Exports cannot be unduly relied upon as demand beyond Europe remains weak. The United States has not exactly come roaring back to help European sales. Emerging economies, including the Brics, are no longer expanding at double digits; some are not growing at even half their previous rates. So, demand will remain only mainly intra-European.

Even then, consumer spending has largely been on cars, appliances and other durables - delayed purchases unlikely to recur frequently enough to boost further growth.

Neither are all euro members out of the woods yet. Growing at 0.7 per cent last quarter, Germany did the heavy lifting, with France barely making positive, but Greece remains in crisis and Spain and Italy continue to shrink, although at a slower pace. Neither in scale nor in scope has the zone's uptick really begun to tell.

Stupendously high unemployment persists in many countries. With more than half their youth out of work, Greece and Spain risk losing a whole generation to the recession. Political complications and social tensions that joblessness brings will continue to preoccupy European governments. Meanwhile, consumer and investor confidence will shrivel.

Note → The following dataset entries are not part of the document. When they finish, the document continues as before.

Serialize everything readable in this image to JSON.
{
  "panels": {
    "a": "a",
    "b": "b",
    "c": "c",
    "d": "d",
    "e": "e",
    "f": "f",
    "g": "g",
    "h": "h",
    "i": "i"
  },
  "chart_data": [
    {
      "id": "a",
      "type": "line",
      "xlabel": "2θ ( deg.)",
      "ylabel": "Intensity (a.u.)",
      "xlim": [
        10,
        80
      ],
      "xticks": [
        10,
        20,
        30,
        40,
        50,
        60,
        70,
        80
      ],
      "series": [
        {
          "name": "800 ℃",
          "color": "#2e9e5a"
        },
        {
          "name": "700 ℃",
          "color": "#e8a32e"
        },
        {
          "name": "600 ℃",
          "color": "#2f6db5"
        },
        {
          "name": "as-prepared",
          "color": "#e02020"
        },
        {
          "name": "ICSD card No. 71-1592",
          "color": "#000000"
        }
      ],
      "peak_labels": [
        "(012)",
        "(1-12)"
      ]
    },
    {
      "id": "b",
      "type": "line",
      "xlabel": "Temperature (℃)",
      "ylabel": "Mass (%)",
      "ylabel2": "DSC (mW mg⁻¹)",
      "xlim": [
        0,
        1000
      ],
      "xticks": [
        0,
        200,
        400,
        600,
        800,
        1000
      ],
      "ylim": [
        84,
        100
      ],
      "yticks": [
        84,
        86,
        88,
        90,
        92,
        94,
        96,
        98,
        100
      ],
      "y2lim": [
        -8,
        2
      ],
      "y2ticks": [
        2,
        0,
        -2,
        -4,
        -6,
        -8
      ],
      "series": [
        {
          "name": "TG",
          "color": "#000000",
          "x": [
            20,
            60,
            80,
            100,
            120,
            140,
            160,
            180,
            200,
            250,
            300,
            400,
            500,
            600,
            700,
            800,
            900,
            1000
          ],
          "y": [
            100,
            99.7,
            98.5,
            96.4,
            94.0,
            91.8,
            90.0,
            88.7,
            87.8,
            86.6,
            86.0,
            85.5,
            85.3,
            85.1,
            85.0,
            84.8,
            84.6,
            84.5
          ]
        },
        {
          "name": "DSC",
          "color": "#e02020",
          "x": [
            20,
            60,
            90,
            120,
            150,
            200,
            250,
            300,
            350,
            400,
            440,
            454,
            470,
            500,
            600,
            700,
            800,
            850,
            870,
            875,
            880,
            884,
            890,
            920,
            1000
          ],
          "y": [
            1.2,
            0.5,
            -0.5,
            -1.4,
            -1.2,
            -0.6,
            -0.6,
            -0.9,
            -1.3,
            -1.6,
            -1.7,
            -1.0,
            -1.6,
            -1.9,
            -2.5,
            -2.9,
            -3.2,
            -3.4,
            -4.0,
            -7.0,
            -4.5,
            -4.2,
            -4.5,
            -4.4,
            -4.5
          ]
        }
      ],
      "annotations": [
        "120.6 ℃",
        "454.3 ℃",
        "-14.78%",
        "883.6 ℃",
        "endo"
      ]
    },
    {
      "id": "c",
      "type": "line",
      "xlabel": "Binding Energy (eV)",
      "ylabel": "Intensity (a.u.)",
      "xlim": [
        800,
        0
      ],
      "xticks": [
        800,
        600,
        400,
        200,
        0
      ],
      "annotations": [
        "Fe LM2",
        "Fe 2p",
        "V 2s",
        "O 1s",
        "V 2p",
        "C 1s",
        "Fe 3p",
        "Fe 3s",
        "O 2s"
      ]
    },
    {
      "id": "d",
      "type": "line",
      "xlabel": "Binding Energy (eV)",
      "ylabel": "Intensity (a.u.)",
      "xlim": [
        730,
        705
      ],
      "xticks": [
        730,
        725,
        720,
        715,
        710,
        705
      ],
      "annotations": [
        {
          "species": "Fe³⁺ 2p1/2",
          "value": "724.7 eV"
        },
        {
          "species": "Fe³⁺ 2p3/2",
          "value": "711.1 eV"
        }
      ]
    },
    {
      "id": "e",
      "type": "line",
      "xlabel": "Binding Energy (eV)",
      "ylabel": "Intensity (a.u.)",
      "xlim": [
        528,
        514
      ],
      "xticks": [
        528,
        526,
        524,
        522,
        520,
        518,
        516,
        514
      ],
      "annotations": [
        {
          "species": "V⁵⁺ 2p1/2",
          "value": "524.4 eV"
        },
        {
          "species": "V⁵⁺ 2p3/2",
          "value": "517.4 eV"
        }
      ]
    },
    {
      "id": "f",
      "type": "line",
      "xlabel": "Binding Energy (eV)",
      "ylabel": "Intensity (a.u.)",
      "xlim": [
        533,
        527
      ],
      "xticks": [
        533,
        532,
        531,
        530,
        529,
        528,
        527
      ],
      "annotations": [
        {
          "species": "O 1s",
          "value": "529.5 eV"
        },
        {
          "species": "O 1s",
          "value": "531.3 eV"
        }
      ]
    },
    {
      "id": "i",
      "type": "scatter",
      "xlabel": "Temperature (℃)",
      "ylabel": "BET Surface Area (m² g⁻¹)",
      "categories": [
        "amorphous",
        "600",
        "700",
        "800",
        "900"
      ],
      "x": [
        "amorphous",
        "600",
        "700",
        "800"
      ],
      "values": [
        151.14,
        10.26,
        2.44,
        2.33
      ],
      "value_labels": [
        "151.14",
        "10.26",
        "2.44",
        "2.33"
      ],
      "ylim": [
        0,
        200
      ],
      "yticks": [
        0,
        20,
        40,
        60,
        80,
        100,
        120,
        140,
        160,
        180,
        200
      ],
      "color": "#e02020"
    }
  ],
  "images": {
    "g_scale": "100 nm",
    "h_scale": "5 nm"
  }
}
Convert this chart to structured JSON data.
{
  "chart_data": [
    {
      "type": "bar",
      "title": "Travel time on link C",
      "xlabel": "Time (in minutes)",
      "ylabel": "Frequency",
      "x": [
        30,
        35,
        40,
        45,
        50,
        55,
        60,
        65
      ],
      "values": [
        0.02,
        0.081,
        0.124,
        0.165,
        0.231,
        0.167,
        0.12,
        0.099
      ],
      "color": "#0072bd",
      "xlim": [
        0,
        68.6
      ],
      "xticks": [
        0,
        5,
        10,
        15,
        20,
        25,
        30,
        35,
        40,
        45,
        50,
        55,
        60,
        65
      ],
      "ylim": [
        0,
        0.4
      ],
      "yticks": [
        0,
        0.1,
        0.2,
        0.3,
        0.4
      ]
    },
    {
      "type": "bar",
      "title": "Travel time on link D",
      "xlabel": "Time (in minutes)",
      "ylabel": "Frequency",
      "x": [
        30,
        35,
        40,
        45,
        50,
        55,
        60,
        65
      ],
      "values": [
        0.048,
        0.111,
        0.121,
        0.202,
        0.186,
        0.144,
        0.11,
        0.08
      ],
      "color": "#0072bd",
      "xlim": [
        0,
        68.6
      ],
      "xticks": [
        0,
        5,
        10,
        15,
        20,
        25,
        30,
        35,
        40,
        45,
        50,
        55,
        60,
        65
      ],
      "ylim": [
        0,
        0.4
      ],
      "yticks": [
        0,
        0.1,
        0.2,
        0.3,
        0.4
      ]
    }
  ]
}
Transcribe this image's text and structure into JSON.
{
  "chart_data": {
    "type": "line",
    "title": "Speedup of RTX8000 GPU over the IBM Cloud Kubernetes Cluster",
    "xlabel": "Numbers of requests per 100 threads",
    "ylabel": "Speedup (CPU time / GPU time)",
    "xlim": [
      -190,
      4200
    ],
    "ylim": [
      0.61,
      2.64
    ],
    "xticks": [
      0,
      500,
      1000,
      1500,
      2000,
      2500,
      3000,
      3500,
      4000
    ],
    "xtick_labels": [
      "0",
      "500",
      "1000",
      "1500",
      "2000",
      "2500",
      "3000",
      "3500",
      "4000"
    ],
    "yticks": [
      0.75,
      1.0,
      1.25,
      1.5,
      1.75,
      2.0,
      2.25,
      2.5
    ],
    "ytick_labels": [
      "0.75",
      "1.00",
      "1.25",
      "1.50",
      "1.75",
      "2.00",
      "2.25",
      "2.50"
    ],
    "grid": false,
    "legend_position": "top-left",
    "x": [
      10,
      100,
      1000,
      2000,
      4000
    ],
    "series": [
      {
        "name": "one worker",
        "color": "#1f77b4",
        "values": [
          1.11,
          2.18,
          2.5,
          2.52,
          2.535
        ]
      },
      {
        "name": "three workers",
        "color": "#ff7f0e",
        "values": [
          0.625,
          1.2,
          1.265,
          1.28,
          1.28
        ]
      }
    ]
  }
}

Governments also have to deal with debts piled so high that one fiscal crisis follows another. None of the southern European nations is sure it no longer needs bailing out. They certainly will not soon forget the pain of austerity externally enforced to clear the mess of living beyond their means, which inflated housing bubbles and government spending.

There is a danger in drawing a conclusion that it was the recent easing of austerity measures that is slowing or ending the recession. Even if that is the case, Europeans should persevere with financial reform and economic restructuring.

They need to straighten their banks and reduce or write down debts. They should be serious about creating a banking union to regulate credit and see that businesses get the loans they need. And they should foster productive investment and free trade, which the euro is meant to facilitate. Without such change, Europe will recover only slowly, if at all.

After being a drag for so long, it needs to start doing more for the world economy. It has to join Asian and other emerging economies as well as the US in providing global economic locomotion.